I don’t know if there’s an industry-standard approach to this problem, but here’s my train of thought:
- Since we have two different Release tools (Release Management for legacy apps and VSTS Release for newer stuff) we can’t store the configuration in the tool. This would require a duplication of efforts and configuration. Even if we had a single tool, this customer has a high number of environments with hundreds of configuration entries each. The VSTS Release UI is great for a smaller sets of configuration but isn’t intended to manage this volume.
- Since we have configuration needs that span from code to deployments to infrastructure and test, source-controlled config-per-environment would get very messy very quickly.
- If config can’t be stored in the release tools, and it can’t be stored in source control, then we need to store it in a custom, centralized config store. Table storage or SQL for example.
- This also means that we need some standardized way to extract config from this config store at deploy time and apply it to whatever files require configuration. Things like appsettings.json, web.config, app.configs, ARM json files, etc.
- The “hydration” of config should not be an “consumer” concern. This needs to be a release concern. This way we are not imposing additional overhead into the components that require configuration. For example — instead of having the smoketest tool pull config via a data source binding or HttpClient plugin at runtime — have the release tool inject config into a settings file at deploy time.
The initial plan is as follows:
- Starting with the smoketest tool, move the necessary configuration away from excel/CSV and store it in a config store that lives behind an API.
- Build a basic CRUD app to manage this configuration via a hosted GUI with secured API access.
- Use a `settings.xml` file to store environment-specific configuration alongside the smoketest project. Use a corresponding `settings.xml.token` file with tokens that the release tool injects configuration into at deploy time.

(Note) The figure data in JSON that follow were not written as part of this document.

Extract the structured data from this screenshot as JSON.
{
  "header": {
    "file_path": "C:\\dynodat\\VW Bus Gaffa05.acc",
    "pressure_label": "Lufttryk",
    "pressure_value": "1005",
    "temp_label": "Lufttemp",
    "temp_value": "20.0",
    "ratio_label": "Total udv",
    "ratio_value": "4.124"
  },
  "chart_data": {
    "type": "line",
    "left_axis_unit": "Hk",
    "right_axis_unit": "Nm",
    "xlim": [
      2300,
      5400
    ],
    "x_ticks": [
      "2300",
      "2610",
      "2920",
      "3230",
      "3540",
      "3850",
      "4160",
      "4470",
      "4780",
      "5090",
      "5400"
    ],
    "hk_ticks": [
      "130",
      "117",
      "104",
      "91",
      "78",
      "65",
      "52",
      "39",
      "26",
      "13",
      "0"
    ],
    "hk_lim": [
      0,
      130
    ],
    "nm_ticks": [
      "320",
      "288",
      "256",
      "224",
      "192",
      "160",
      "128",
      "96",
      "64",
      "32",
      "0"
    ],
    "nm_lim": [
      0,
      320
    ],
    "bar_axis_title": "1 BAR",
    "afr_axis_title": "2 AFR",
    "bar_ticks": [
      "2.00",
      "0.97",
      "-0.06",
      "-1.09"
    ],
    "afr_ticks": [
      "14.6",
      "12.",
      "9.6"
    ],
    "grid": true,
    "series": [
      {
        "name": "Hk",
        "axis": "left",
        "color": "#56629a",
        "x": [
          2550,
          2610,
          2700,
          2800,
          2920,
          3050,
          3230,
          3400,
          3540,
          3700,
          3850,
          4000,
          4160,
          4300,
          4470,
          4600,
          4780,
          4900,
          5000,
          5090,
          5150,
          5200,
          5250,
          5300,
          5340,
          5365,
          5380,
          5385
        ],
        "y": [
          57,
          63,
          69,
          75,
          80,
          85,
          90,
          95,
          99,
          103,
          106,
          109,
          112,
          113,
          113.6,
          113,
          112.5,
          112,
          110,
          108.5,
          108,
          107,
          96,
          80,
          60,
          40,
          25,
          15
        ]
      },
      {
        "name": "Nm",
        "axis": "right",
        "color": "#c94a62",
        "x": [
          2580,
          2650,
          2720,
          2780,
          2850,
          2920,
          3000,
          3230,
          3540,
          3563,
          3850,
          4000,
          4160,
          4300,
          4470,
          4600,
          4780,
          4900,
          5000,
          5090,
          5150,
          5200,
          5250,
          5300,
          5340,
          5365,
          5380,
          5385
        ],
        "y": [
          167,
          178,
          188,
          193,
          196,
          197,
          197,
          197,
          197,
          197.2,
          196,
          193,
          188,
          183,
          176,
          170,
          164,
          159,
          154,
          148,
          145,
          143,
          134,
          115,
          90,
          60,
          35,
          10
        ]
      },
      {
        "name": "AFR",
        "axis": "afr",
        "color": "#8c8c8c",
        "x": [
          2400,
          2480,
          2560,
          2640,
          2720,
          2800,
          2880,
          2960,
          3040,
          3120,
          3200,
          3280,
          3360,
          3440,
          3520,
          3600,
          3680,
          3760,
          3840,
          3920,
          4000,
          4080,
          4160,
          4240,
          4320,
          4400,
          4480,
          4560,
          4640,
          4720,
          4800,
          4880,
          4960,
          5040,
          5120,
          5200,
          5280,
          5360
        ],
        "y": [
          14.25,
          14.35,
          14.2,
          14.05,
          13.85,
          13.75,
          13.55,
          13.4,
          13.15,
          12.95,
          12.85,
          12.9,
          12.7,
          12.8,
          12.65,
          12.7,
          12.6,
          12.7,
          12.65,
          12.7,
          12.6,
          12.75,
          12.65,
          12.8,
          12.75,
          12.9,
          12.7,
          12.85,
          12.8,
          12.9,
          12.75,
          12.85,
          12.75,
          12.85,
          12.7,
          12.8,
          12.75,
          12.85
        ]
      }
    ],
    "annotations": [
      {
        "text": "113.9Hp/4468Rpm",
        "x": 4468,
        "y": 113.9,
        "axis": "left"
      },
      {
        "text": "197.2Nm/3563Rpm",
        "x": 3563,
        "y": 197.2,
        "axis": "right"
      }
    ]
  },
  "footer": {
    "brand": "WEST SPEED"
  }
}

- Create a custom release task (a Powershell script that runs a custom EXE) that requests configuration key/value pairs from the config store API and then hydrates the target token files, converting them into usable configuration files.
- Gradually move configuration from all applications and environments into this tool, create `.token` files, and extend the capabilities of this solution to suit additional components as needed.
This seems appealing to me because it means we’re standardized, centralized and tooling-agnostic. We can use TFS Release, Release Management, Jenkins, whatever. I see this as a form of dependency injection: we’re decoupling the config from the build and injecting it as a dependency somewhere along the build/release pipeline.
One issue with this approach is that we will have .config and .token files living next to each other; once a developer makes a change to the structure of their .config file, they also need to make the same change to the corresponding .token file. Given how infrequently config structure usually changes, I think this can be addressed by forcing a peer review or dev lead approval when making changes to .config files.
Creating the Configuration Store
The MVP approach to the configuration store looks something like this:
- An Azure SQL database with two tables: Environments and ConfigurationEntries. One-to-many there.
- A barebones CRUD MVC app to administer these.
A utility was then written to move the excel data to the database. Throw an API endpoint on top and we’re ready to automate smoketesting.
Creating a Custom Release Task
We don’t want the application or test code to be responsible for pulling config. The release tooling should push config into the target applications.
Since we’re now using a custom config store, we can’t use the OOB release tasks. We need to create a custom task that:
- Requests config from the config store for a particular environment
- Hydrates token files with these values and transforms them into config files
With this in place, we’ve now centralized config and standardized its consumption, reducing risk and enabling automation in the process.